Administration fees and costs and investment fees and costs had different attributes, which made it necessary to demonstrate their impact on members in different ways, according to the institute.

For example, administration costs incurred by a fund were usually higher in the year the member enrolled; they varied according to the level of contribution; and fluctuated from year to year, it said.

Investment costs varied for different types of investment and were typically higher for growth investments, although they generally remained stable from year to year as a percentage of assets (except for performance fees).

The Actuaries Institute said that the suggestion that costs for a single "balanced investment option" could be combined to present a clear picture to members was flawed.

There was no standard "balanced investment option", it said.

"Two funds could have the same basic fees and costs for their administration but the figures in the PDS could be very different because of the asset-mix used to calculate the cost for the ‘balanced option'," Boal said.

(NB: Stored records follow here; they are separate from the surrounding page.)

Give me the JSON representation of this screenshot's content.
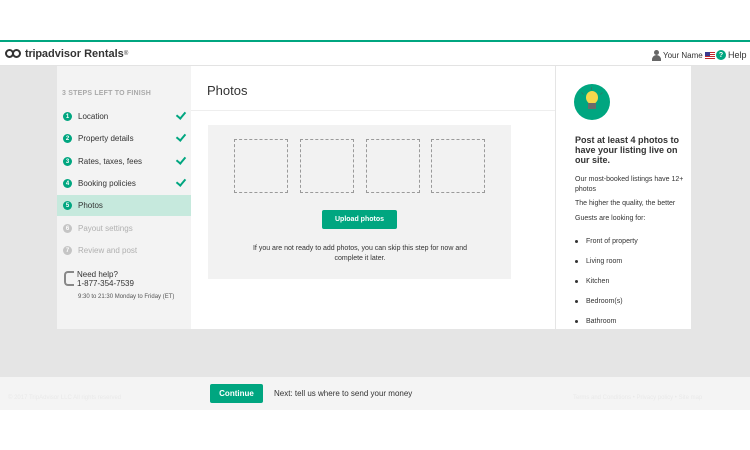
{
  "header": {
    "logo_trip": "trip",
    "logo_advisor": "advisor",
    "logo_rentals": "Rentals",
    "logo_reg": "®",
    "user_name": "Your Name",
    "help_label": "Help",
    "help_icon_char": "?"
  },
  "sidebar": {
    "steps_left": "3 STEPS LEFT TO FINISH",
    "steps": [
      {
        "num": "1",
        "label": "Location",
        "status": "complete"
      },
      {
        "num": "2",
        "label": "Property details",
        "status": "complete"
      },
      {
        "num": "3",
        "label": "Rates, taxes, fees",
        "status": "complete"
      },
      {
        "num": "4",
        "label": "Booking policies",
        "status": "complete"
      },
      {
        "num": "5",
        "label": "Photos",
        "status": "active"
      },
      {
        "num": "6",
        "label": "Payout settings",
        "status": "pending"
      },
      {
        "num": "7",
        "label": "Review and post",
        "status": "pending"
      }
    ],
    "need_help": "Need help?",
    "phone": "1-877-354-7539",
    "hours": "9:30 to 21:30 Monday to Friday (ET)"
  },
  "main": {
    "title": "Photos",
    "upload_label": "Upload photos",
    "skip_text": "If you are not ready to add photos, you can skip this step for now and complete it later."
  },
  "tips": {
    "title": "Post at least 4 photos to have your listing live on our site.",
    "p1": "Our most-booked listings have 12+ photos",
    "p2": "The higher the quality, the better",
    "p3": "Guests are looking for:",
    "items": [
      "Front of property",
      "Living room",
      "Kitchen",
      "Bedroom(s)",
      "Bathroom"
    ]
  },
  "footer": {
    "continue_label": "Continue",
    "next_text": "Next: tell us where to send your money",
    "left_text": "© 2017 TripAdvisor LLC All rights reserved",
    "right_text": "Terms and Conditions • Privacy policy • Site map"
  },
  "colors": {
    "accent": "#00a680",
    "active_step_bg": "#c6e9dd",
    "page_bg": "#e5e5e5"
  }
}
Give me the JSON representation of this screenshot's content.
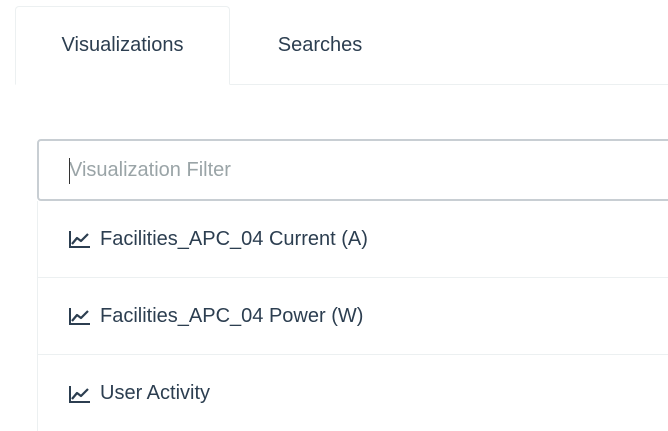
{
  "tabs": [
    {
      "label": "Visualizations",
      "active": true
    },
    {
      "label": "Searches",
      "active": false
    }
  ],
  "filter": {
    "placeholder": "Visualization Filter",
    "value": ""
  },
  "items": [
    {
      "icon": "line-chart-icon",
      "label": "Facilities_APC_04 Current (A)"
    },
    {
      "icon": "line-chart-icon",
      "label": "Facilities_APC_04 Power (W)"
    },
    {
      "icon": "line-chart-icon",
      "label": "User Activity"
    }
  ],
  "colors": {
    "text": "#2c3e50",
    "placeholder": "#9aa4a7",
    "border": "#ecf0f1",
    "input_border": "#c8ced3"
  }
}
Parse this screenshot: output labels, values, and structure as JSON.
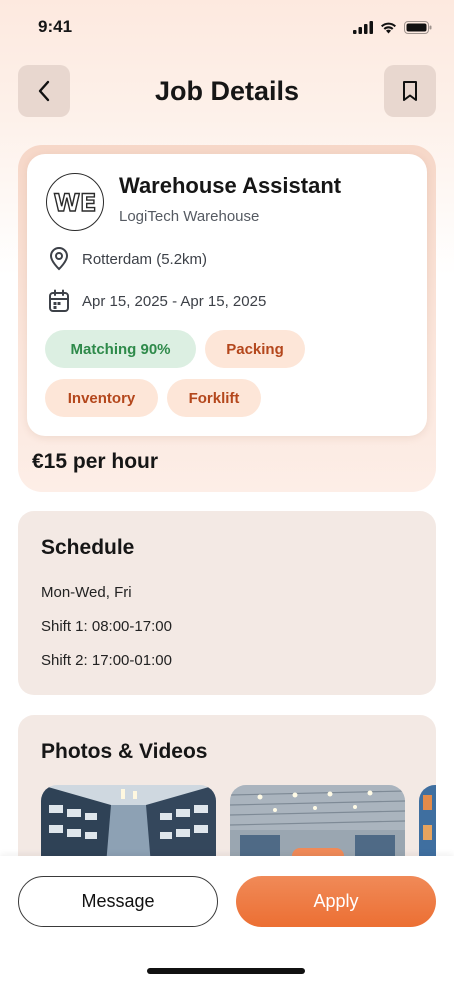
{
  "status": {
    "time": "9:41"
  },
  "header": {
    "title": "Job Details"
  },
  "job": {
    "logo_text": "WE",
    "title": "Warehouse Assistant",
    "company": "LogiTech Warehouse",
    "location": "Rotterdam (5.2km)",
    "dates": "Apr 15, 2025 - Apr 15, 2025",
    "tags": [
      "Matching 90%",
      "Packing",
      "Inventory",
      "Forklift"
    ],
    "pay": "€15 per hour"
  },
  "schedule": {
    "title": "Schedule",
    "lines": [
      "Mon-Wed, Fri",
      "Shift 1: 08:00-17:00",
      "Shift 2: 17:00-01:00"
    ]
  },
  "photos": {
    "title": "Photos & Videos"
  },
  "actions": {
    "message": "Message",
    "apply": "Apply"
  },
  "colors": {
    "accent": "#ec6f33",
    "match_tag_bg": "#dcefe2",
    "match_tag_text": "#2e8a4a",
    "skill_tag_bg": "#fde6d8",
    "skill_tag_text": "#b4471c"
  }
}
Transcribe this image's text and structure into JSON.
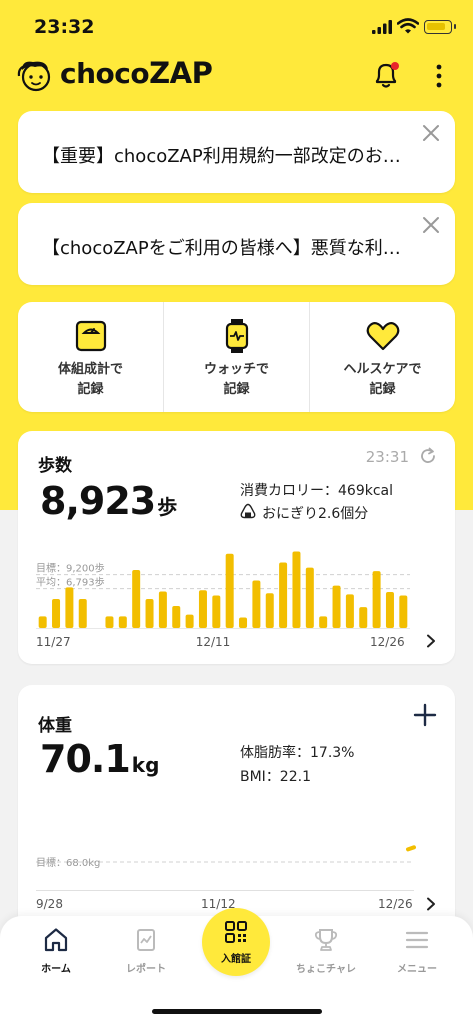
{
  "status_bar": {
    "time": "23:32"
  },
  "header": {
    "logo_text_choco": "choco",
    "logo_text_zap": "ZAP",
    "bell_has_badge": true
  },
  "notices": [
    {
      "text": "【重要】chocoZAP利用規約一部改定のお…"
    },
    {
      "text": "【chocoZAPをご利用の皆様へ】悪質な利…"
    }
  ],
  "record_buttons": [
    {
      "label": "体組成計で\n記録",
      "icon": "scale-icon"
    },
    {
      "label": "ウォッチで\n記録",
      "icon": "watch-icon"
    },
    {
      "label": "ヘルスケアで\n記録",
      "icon": "heart-icon"
    }
  ],
  "steps": {
    "title": "歩数",
    "time": "23:31",
    "value": "8,923",
    "unit": "歩",
    "calories": "消費カロリー：469kcal",
    "onigiri": "おにぎり2.6個分"
  },
  "weight": {
    "title": "体重",
    "value": "70.1",
    "unit": "kg",
    "body_fat": "体脂肪率：17.3%",
    "bmi": "BMI：22.1"
  },
  "chart_data": [
    {
      "type": "bar",
      "title": "歩数",
      "goal_label": "目標：9,200歩",
      "avg_label": "平均：6,793歩",
      "goal": 9200,
      "average": 6793,
      "x_tick_labels": [
        "11/27",
        "12/11",
        "12/26"
      ],
      "ylim": [
        0,
        15000
      ],
      "values": [
        2000,
        5000,
        7000,
        5000,
        0,
        2000,
        2000,
        10000,
        5000,
        6300,
        3800,
        2300,
        6500,
        5600,
        12800,
        1800,
        8200,
        6000,
        11300,
        13200,
        10400,
        2000,
        7300,
        5800,
        3600,
        9800,
        6200,
        5600
      ],
      "color": "#f2be00"
    },
    {
      "type": "line",
      "title": "体重",
      "goal_label": "目標：68.0kg",
      "goal": 68.0,
      "x_tick_labels": [
        "9/28",
        "11/12",
        "12/26"
      ],
      "ylim": [
        64,
        74
      ],
      "points": [
        {
          "x": "12/25",
          "y": 69.8
        },
        {
          "x": "12/26",
          "y": 70.1
        }
      ],
      "color": "#f2be00"
    }
  ],
  "tabbar": {
    "tabs": [
      {
        "label": "ホーム",
        "active": true
      },
      {
        "label": "レポート",
        "active": false
      },
      {
        "label": "入館証",
        "active": false
      },
      {
        "label": "ちょこチャレ",
        "active": false
      },
      {
        "label": "メニュー",
        "active": false
      }
    ]
  },
  "colors": {
    "brand_yellow": "#ffe93b",
    "bar_yellow": "#f2be00",
    "badge_red": "#e8262b"
  }
}
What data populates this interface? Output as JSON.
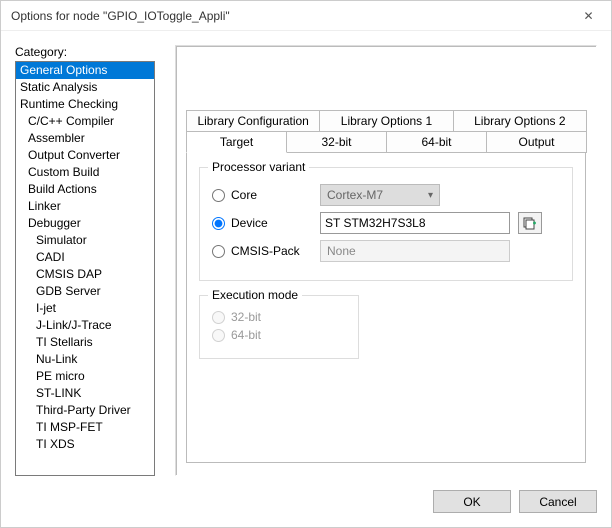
{
  "window": {
    "title": "Options for node \"GPIO_IOToggle_Appli\""
  },
  "category": {
    "label": "Category:",
    "items": [
      "General Options",
      "Static Analysis",
      "Runtime Checking",
      "C/C++ Compiler",
      "Assembler",
      "Output Converter",
      "Custom Build",
      "Build Actions",
      "Linker",
      "Debugger",
      "Simulator",
      "CADI",
      "CMSIS DAP",
      "GDB Server",
      "I-jet",
      "J-Link/J-Trace",
      "TI Stellaris",
      "Nu-Link",
      "PE micro",
      "ST-LINK",
      "Third-Party Driver",
      "TI MSP-FET",
      "TI XDS"
    ]
  },
  "tabs": {
    "row1": [
      "Library Configuration",
      "Library Options 1",
      "Library Options 2"
    ],
    "row2": [
      "Target",
      "32-bit",
      "64-bit",
      "Output"
    ],
    "active": "Target"
  },
  "processor": {
    "legend": "Processor variant",
    "core_label": "Core",
    "core_value": "Cortex-M7",
    "device_label": "Device",
    "device_value": "ST STM32H7S3L8",
    "cmsis_label": "CMSIS-Pack",
    "cmsis_value": "None"
  },
  "exec": {
    "legend": "Execution mode",
    "opt32": "32-bit",
    "opt64": "64-bit"
  },
  "footer": {
    "ok": "OK",
    "cancel": "Cancel"
  }
}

Members were not only selecting a fund because of costs — some wanted a different range of administration services due to their own individual circumstances, the institute claimed, while many wanted access to a wider range of product features and investment choices.

"Having separate figures ... is not only more accurate for comparison purposes but makes it easier to select a fund providing the administration services required, and the desired range of investment options," Boal said.

Of further benefit, separating the costs into administration and investment fees would do away with the confusing and unnecessary terms, ‘management costs' and ‘other management costs' currently specified in Corporations Regulations, according to the institute.